06/27/12 - 0 Comments
Designer Spotlight: Philippe Starck
Anyone with the most basic knowledge of or interest in interior design is sure to have heard the name Philippe Starck. He is responsible for some of the most chic and luxurious hotels the world over, including the Royalton in New York, the Delano in Miami and the Meurice in Paris. Travelers with a bountiful budget can also stay at Starck-designed hotels in Los Angeles, San Francisco, London, Rio de Janeiro and Buenos Aires. It’s no surprise that Starck is a prolific restaurant designer as well, since grand hotels and gourmet restaurants often go hand-in-hand. His restaurant projects include Café Costes in Paris, which closed in 1994, Felix at the Peninsula Hotel in Hong Kong and Katsuya in Los Angeles.
While the illustrious designer is best known for creating hospitable suites in five-star hotels and posh dining rooms in see-and-be-seen (scene?) restaurants, bars and nightclubs, many people may not realize that Starck’s design resume encompasses so much more. He has designed everything from furniture (who hasn’t seen and loved the oft-imitated Kartell “Louis Ghost” chair) to a toothbrush, to mega-yachts, among countless other things. His architectural ventures include the extension of the Ecole Nationale Supérieure des Arts Décoratifs in Paris and the rather imposing Nani Nani building in Tokyo. Starck biographer Jonathan Wingfield describes the latter as a structure “born from the powerful conviction that creation must invest in an environment without destabilizing it while maintaining the greatest respect for its context”.
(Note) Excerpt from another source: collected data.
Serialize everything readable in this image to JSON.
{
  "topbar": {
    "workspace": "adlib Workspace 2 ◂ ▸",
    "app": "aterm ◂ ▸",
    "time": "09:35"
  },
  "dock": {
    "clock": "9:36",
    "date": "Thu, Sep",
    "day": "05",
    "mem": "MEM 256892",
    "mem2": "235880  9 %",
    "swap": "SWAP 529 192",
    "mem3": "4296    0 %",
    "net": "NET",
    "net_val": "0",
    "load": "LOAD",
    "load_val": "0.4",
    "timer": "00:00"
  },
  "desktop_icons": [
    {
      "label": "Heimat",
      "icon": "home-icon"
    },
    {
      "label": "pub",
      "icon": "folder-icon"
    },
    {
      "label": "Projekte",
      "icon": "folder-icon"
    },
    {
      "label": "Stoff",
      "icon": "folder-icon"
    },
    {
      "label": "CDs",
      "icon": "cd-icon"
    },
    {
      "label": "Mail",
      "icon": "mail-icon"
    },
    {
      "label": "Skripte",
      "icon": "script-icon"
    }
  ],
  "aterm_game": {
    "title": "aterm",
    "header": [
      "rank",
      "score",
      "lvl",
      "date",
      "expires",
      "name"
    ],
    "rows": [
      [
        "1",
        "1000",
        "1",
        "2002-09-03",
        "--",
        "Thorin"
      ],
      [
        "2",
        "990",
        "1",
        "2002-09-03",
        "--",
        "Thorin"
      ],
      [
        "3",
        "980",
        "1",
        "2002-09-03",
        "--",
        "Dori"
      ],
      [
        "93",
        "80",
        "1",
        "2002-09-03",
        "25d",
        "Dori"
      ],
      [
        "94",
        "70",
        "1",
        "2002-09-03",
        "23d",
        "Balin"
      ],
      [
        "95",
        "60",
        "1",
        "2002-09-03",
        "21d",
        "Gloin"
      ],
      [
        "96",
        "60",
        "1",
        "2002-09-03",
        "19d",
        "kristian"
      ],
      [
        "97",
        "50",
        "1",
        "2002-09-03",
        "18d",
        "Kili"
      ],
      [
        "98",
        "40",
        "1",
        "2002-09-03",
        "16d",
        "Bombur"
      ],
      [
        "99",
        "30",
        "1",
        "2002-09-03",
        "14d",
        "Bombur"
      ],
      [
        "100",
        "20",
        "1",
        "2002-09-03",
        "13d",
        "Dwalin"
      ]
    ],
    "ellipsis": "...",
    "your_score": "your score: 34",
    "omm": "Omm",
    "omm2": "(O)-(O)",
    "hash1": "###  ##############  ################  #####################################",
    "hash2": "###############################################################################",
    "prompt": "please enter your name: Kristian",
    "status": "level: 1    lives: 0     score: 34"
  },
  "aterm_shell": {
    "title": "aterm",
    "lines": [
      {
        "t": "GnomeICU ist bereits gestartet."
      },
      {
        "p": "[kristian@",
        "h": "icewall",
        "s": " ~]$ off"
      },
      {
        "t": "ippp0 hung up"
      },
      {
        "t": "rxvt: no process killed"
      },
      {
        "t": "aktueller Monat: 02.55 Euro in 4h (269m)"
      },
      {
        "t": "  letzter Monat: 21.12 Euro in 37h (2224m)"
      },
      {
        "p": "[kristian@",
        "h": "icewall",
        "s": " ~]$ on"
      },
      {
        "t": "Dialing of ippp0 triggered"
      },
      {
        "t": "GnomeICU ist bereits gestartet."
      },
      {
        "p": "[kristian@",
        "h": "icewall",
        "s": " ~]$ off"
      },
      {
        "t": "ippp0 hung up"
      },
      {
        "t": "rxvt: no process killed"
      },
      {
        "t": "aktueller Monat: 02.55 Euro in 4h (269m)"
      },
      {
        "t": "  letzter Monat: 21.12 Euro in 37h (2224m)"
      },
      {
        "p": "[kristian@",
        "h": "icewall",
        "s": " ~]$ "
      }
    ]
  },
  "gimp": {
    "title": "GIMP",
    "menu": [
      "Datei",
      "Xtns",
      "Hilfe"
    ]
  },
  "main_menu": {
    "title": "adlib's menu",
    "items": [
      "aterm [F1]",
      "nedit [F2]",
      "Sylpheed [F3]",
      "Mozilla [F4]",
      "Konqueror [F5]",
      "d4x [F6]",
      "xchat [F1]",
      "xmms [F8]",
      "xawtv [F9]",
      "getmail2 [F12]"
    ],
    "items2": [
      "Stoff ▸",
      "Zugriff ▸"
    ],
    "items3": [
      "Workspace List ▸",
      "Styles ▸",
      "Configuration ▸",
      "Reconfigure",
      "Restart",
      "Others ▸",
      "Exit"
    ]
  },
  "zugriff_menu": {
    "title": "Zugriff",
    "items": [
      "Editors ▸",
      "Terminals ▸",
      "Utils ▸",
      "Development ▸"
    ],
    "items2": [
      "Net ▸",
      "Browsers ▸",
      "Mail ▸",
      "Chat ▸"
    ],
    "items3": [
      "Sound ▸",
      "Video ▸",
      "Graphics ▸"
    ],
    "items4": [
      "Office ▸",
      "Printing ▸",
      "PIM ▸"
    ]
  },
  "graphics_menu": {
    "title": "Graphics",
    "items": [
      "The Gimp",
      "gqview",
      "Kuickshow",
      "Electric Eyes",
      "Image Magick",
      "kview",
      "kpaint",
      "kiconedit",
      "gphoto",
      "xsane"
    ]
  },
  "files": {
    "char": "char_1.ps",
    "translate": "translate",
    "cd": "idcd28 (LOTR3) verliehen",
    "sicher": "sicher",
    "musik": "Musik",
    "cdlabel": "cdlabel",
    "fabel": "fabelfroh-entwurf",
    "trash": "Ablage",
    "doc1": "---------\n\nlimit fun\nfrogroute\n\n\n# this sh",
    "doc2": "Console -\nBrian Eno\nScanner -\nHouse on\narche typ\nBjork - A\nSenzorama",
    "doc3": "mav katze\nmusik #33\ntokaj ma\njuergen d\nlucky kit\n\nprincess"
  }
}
Starck recognized the dangers of global warming and the havoc that the human race is wreaking on the environment long before it was fashionable to do so, and it is perhaps his commitment to creating utilitarian and sustainable objects that makes him such a revolutionary in the industry. Another of his biographers, Jasper Eder, notes the multifarious designer’s focus on creating objects that are “good before being beautiful.” This way of thinking can be attributed to the fact that Starck’s father was an aeronautical engineer whose job it was to create objects that were, above all, functional. This philosophy has seeped into every aspect of Starck’s vast design empire.
Lastly, and probably most importantly, is what Wingfield calls Starck’s “dream of design democratization, in other words an optimal quality for a minimal price and diffusion to the largest audience possible.” So whereas most high-end, in-demand designers want to keep their products in the hands of the elite, Starck thinks everyone, regardless of income, deserves to own things that are both pleasant to look at and practical in their everyday lives. And because Starck does not believe in design simply for design’s sake, everything he creates has a legitimate purpose.
After some three decades in the design business, Starck is showing no signs of slowing down. His latest projects include the SLS Hotel South Beach, encore to the acclaimed SLS Hotel at Beverly Hills and the “Broom” chair, the result of a collaboration with Emeco. This project is over a decade in the making, but well worth the wait for Starck. In keeping with his passion for sustainability, the chair is made from a recycled and recyclable combination of lumber waste, reclaimed polypropylene and glass.
We are convinced there isn’t a thing that Philippe Starck can’t do and we can’t wait to see what comes next.